Whatever it is, he thought. Because it’s not a drukhari, Rachain, and you know it isn’t every bit as well as I do.
Cully thought that, but he didn’t say it. Rachain was his friend and his boss, and, if Cully was utterly and totally honest with himself about it, he had always been a little bit afraid of the veteran sergeant.
‘Anything that lives can die,’ Rachain growled
. ‘We find it, corner it, kill it. We’ve got Steeleye in our platoon, for the Emperor’s sake. There’s nothing alive within half a mile she can’t drop with a clean headshot. We just need to give her that shot.’
Cully nodded. At least Rachain was prepared to do what needed to be done, that was the main thing. They could argue about how to cover it up later.
They lost Booger Boy and Twitchy and Pretty Girl the next night.
All three of them were found hanged, the same as Webfoot and Hangnail had been. All three of them disembowelled. Booger Boy’s left leg had been taken off at the hip, neat as neat.
There was a lot of meat on Booger Boy, Cully couldn’t help but think. How the lad had ever passed basic training carrying that much weight was a mystery, but one that he supposed was largely irrelevant now.
He was dead, after all.
So was Twitchy, who had been Steeleye’s spotter and the platoon’s up and coming apprentice sniper. So was Pretty Girl, who had been one of the best scouts they’d had.

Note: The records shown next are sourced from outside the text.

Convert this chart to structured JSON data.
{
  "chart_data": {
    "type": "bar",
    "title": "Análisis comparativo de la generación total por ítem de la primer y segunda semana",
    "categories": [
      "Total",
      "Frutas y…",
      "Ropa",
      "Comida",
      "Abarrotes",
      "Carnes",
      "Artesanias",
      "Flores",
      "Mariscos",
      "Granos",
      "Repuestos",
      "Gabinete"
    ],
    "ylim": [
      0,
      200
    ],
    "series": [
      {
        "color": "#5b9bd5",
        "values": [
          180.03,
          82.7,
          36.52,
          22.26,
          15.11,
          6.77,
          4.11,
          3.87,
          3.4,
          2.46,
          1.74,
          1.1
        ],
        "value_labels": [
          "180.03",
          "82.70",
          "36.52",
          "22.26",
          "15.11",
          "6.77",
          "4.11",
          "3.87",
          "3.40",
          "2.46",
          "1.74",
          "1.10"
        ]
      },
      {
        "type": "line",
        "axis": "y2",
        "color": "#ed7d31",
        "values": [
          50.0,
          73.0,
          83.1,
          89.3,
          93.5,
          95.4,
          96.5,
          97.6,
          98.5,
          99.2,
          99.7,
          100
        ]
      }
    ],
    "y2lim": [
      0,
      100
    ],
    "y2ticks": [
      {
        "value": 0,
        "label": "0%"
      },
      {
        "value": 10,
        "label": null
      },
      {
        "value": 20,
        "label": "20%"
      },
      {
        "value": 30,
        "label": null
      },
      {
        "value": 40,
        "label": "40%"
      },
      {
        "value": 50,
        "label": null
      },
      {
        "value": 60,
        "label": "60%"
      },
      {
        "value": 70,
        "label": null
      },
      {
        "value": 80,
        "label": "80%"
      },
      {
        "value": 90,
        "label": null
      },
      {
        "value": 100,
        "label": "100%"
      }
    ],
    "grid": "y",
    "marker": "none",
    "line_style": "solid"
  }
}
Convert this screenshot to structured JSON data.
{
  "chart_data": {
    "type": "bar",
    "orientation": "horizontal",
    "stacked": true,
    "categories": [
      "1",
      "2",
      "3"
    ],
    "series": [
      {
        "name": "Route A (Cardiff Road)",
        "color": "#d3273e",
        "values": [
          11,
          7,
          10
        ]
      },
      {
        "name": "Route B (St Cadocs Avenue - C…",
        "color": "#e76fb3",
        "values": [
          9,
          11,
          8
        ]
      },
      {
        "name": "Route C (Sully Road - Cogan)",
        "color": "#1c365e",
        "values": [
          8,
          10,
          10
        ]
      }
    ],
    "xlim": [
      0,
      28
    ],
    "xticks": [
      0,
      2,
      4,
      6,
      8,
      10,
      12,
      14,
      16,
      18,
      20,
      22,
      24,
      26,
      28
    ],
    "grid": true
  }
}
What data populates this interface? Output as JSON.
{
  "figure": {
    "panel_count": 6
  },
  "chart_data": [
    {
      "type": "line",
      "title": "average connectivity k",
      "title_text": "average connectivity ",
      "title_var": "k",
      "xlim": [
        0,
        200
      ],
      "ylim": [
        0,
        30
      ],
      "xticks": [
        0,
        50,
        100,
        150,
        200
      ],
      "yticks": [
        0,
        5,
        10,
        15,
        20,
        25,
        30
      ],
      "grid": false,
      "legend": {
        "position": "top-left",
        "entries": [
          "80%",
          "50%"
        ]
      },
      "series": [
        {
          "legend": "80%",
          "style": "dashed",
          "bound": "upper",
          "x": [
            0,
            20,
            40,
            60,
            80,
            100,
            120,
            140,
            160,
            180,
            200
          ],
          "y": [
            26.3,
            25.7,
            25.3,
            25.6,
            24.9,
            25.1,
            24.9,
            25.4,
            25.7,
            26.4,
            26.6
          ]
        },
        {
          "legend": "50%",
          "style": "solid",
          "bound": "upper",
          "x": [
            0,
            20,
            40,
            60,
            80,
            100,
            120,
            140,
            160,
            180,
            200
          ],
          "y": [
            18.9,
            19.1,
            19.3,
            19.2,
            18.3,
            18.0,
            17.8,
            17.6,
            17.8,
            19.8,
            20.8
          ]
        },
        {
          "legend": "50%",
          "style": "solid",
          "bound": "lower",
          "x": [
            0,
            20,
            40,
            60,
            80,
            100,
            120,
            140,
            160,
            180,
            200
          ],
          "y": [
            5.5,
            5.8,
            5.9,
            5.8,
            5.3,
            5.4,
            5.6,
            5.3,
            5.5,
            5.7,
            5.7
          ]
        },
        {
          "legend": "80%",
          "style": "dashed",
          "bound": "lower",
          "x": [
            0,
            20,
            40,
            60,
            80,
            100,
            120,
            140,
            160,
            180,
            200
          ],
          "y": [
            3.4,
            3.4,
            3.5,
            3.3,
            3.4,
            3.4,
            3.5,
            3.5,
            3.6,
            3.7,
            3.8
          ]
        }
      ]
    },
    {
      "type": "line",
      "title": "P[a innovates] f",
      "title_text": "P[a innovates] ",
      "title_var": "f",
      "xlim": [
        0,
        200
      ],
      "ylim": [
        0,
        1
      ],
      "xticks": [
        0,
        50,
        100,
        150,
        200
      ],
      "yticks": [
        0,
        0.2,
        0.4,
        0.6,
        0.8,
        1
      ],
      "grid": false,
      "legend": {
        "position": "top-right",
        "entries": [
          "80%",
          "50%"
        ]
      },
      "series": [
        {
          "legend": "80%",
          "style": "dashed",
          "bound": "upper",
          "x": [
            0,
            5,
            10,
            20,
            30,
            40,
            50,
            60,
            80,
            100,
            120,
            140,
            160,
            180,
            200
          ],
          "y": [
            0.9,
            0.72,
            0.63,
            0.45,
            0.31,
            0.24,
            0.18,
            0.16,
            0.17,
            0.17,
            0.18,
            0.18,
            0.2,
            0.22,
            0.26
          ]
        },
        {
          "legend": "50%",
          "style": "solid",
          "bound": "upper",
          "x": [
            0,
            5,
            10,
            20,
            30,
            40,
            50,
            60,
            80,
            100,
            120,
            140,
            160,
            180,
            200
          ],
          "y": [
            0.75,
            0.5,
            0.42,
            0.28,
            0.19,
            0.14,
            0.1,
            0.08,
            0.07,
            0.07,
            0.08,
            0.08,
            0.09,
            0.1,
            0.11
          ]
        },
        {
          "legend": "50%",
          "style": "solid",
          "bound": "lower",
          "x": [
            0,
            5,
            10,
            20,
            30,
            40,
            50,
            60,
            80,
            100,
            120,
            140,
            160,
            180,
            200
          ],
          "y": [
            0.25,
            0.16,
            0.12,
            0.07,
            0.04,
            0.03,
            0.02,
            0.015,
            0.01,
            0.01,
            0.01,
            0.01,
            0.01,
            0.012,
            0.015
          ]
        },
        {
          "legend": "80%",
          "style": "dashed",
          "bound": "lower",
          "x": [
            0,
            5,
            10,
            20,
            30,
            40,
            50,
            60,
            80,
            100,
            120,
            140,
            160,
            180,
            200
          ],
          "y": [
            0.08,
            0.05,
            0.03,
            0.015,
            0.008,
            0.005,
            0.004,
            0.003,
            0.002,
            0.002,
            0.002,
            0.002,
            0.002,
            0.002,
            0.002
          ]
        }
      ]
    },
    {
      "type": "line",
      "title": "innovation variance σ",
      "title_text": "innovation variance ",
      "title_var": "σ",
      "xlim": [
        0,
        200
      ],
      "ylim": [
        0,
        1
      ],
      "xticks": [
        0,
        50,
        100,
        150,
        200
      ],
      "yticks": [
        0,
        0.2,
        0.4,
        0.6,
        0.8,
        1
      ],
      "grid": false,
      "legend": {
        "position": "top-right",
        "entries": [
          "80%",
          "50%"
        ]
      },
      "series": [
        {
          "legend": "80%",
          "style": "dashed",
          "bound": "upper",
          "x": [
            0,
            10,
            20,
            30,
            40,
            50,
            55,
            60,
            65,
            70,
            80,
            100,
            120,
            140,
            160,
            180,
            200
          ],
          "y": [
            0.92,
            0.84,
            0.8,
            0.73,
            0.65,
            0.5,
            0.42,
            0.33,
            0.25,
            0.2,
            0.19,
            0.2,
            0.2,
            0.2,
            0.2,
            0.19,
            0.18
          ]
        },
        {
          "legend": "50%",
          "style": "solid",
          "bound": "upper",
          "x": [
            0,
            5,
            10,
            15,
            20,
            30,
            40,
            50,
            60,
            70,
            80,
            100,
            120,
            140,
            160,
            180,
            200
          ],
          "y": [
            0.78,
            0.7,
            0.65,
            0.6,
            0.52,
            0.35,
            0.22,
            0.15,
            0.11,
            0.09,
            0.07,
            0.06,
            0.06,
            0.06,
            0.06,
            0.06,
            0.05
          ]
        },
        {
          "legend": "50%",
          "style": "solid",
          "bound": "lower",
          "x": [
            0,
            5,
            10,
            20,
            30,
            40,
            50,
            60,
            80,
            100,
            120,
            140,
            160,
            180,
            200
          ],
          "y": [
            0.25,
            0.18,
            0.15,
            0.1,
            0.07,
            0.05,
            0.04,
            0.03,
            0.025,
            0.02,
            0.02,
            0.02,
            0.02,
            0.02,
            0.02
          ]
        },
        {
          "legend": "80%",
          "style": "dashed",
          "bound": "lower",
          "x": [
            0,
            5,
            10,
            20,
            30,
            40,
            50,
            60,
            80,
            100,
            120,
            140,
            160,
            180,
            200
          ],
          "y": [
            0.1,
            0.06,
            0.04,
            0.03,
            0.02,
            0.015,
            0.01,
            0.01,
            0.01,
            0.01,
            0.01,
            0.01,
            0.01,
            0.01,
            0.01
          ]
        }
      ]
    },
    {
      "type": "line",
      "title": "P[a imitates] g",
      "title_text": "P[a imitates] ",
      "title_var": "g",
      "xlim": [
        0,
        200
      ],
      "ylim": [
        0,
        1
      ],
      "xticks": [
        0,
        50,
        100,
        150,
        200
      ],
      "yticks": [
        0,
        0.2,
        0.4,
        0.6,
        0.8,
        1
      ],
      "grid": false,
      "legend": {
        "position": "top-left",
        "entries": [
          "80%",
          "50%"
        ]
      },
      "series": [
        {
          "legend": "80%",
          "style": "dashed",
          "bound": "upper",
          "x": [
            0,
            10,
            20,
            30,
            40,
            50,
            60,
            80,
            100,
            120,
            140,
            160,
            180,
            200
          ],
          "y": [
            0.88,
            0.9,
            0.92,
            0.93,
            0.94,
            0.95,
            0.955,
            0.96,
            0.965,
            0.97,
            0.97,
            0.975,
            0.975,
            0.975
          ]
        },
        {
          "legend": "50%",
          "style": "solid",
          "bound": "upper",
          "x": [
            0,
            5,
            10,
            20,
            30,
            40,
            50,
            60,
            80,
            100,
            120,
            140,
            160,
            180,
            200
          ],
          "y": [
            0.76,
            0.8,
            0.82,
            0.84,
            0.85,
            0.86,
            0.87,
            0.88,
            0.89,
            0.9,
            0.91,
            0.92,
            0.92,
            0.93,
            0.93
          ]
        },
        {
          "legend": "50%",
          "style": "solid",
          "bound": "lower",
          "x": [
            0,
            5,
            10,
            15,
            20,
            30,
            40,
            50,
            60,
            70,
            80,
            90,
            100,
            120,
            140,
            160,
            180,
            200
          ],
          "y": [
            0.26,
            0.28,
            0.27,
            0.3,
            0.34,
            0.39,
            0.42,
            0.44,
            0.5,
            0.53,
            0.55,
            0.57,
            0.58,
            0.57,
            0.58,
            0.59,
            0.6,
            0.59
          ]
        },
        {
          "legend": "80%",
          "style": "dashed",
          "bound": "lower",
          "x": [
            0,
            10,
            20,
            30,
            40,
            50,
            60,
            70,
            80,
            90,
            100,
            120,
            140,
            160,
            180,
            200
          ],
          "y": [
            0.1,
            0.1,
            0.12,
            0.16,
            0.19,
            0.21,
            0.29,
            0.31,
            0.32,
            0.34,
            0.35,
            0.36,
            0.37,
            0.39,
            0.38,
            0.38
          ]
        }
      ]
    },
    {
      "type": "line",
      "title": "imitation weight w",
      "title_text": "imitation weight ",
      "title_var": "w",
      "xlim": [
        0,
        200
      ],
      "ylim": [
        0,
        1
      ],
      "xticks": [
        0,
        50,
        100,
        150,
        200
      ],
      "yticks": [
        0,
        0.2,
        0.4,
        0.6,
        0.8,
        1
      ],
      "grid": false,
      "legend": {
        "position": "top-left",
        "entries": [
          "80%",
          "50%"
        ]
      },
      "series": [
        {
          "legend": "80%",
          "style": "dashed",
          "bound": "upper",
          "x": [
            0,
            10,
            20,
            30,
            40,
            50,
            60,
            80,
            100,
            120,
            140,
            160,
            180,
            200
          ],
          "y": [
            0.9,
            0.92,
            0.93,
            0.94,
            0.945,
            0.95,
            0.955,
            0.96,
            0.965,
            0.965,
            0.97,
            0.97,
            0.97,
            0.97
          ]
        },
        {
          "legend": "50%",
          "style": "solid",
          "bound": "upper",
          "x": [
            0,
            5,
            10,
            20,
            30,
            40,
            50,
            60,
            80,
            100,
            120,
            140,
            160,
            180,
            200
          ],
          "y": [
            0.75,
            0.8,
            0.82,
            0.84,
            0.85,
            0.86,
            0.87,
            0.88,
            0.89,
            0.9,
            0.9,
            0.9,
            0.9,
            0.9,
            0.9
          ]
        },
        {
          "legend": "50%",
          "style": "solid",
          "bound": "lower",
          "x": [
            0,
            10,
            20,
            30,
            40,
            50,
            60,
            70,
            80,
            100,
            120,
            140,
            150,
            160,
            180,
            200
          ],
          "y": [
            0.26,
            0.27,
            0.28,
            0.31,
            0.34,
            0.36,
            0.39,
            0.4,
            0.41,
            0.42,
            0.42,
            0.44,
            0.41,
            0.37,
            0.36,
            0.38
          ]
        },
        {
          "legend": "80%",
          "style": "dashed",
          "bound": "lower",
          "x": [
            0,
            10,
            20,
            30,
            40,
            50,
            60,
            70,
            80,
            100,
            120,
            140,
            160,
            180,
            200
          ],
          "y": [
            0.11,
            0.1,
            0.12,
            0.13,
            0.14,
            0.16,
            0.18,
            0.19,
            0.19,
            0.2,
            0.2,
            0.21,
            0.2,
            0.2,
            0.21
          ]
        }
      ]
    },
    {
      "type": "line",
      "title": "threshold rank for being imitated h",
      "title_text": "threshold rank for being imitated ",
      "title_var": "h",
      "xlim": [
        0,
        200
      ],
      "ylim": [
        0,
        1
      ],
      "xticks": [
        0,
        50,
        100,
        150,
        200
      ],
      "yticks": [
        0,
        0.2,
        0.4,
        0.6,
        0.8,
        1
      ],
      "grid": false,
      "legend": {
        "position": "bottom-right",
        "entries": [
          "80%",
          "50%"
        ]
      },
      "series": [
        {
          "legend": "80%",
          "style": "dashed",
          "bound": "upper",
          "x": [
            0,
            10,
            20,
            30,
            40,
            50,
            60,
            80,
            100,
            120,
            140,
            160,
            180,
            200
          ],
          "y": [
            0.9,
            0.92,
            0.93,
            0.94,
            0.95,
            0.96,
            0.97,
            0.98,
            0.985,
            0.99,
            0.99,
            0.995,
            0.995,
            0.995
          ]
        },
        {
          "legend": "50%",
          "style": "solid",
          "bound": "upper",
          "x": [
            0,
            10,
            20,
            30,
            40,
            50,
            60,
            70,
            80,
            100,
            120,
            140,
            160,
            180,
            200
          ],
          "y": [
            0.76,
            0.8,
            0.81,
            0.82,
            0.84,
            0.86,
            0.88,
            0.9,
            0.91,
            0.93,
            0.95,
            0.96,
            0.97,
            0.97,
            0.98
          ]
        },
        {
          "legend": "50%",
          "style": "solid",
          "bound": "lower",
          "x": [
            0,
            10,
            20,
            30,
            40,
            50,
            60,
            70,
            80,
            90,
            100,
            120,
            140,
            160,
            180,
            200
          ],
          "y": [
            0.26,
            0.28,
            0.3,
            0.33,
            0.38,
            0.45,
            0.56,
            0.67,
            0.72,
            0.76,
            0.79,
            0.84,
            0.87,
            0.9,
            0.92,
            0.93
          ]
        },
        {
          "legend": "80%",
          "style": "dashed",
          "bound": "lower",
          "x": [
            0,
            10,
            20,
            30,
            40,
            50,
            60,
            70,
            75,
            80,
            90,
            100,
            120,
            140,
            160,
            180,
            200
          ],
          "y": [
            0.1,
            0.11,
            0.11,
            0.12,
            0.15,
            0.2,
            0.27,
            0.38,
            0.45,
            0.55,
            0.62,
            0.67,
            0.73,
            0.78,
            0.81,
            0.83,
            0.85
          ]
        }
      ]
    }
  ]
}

It took Pretty Girl, Cully thought, and his blood ran cold. She was young but her scout skills were extraordinary. Had been extraordinary, he corrected himself as he dragged his eyes away from the gaping wound in her abdomen. Something had crept up on Pretty Girl. Something even quieter and scarier than she had been.
Cully swallowed.
He was right, he knew he was. Whether Rachain wanted to hear it or not.
Of course he didn’t want to hear it. Cully didn’t want to hear it himself, and it was him thinking it.
I’m wrong, he told himself. I must be.
But he knew he wasn’t.
They were deep in the jungle now, perhaps a hundred miles from where they had started at Advance Firebase Theta 82. They fought orks on a daily basis as their recon patrol cut deep into enemy territory, but to Cully that was almost secondary now. He had been fighting orks in the steaming jungles of Vardan IV for two years and more. He understood orks, he respected orks, but he no longer truly feared them.
Cully feared the other thing.
Voxjockey was gone now, and Wanna-be-a-pilot, and Lickspittle.
Voxjockey had died in combat like a normal person, shredded by an ork’s heavy stubber, and Cully had managed to gather the boy’s ident-tags as they fled the ambush zone. His family at least would get The Letter. Well, they would if Cully made it back himself, he supposed. If not, what the hell did he care?